O bloqueio atingiu Israel de forma particularmente dura. Cerca de 60% do seu PIB vem do comércio, e 99,6% (em peso, 65% em volume) é marítimo. Isso faz de Israel um estado insular de fato, dependente de importações de matérias-primas, bens de consumo e recursos energéticos, excluindo gás natural. Três portos, Haifa, Ashdod e Eilat, movimentam 80% do tráfego marítimo do país. Mas em meados de 2024, Eilat, a principal rota de Israel para a Ásia via Mar Vermelho, estava morta e havia declarado falência oficialmente perante o Knesset. Os navios se recusaram a arriscar a viagem e optaram por desviar 11.000 milhas náuticas ao redor da África. Os prêmios de seguro aumentaram em 900% e os custos de envio da China para a Europa quadruplicaram.

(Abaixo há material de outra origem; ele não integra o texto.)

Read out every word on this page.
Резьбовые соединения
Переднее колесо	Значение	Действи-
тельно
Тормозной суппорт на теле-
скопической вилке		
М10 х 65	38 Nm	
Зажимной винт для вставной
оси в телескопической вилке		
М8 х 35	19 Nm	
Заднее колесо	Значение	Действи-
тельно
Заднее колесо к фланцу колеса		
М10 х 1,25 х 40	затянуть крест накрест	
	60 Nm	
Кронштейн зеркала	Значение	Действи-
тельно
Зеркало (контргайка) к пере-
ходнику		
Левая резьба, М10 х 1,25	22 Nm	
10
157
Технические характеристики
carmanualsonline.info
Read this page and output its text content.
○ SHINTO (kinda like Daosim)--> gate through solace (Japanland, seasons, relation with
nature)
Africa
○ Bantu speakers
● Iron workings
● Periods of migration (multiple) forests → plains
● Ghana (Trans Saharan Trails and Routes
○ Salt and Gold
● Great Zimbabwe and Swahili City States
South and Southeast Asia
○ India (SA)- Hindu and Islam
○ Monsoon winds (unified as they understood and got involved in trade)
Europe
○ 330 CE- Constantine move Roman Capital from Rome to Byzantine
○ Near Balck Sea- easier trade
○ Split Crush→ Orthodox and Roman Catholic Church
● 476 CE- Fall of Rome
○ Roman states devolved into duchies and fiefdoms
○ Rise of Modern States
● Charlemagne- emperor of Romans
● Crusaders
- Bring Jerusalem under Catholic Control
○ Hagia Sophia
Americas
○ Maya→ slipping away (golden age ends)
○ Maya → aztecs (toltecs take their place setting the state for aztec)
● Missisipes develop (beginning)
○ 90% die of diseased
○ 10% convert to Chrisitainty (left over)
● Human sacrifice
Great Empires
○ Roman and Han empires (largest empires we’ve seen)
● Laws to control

Até as tão alardeadas exportações de gás natural de Israel foram paralisadas. Israel perdeu o sonho de se tornar um centro regional para exportações de gás natural liquefeito (GNL), dada a dificuldade e o custo de transportar grandes petroleiros para seus portos.

Um novo capítulo no conflito assimétrico

O bloqueio do Mar Vermelho por Ansar Allah foi mais do que um sucesso tático; Ele destacou como participantes menores podem explorar a vulnerabilidade de uma economia global interconectada. Ao interromper uma das rotas de navegação mais importantes do mundo, demonstrou que, na era do comércio hipereficiente, até mesmo capacidades militares limitadas podem ter efeitos estratégicos de longo alcance.

Apesar de seu poder de fogo esmagador, os Estados Unidos e seus aliados lutaram para conter uma campanha que tinha como alvo não apenas navios, mas também a economia subjacente do comércio marítimo. Enquanto a doutrina militar tradicional prioriza a força bruta, a abordagem de Ansar Allah explorou fraquezas sistêmicas: rotas marítimas consolidadas, logística just-in-time e mercados avessos ao risco. O resultado foi uma crise que não poderia ser resolvida apenas com mísseis.

Esse conflito tem implicações mais amplas sobre como o poder é projetado no século XXI. O domínio militar não garante mais o controle quando os pontos fracos da economia (rotas marítimas, cadeias de suprimentos, sistemas financeiros) podem ser combatidos com meios não convencionais. As ferramentas da globalização, projetadas para maximizar a eficiência, também criaram uma nova vulnerabilidade.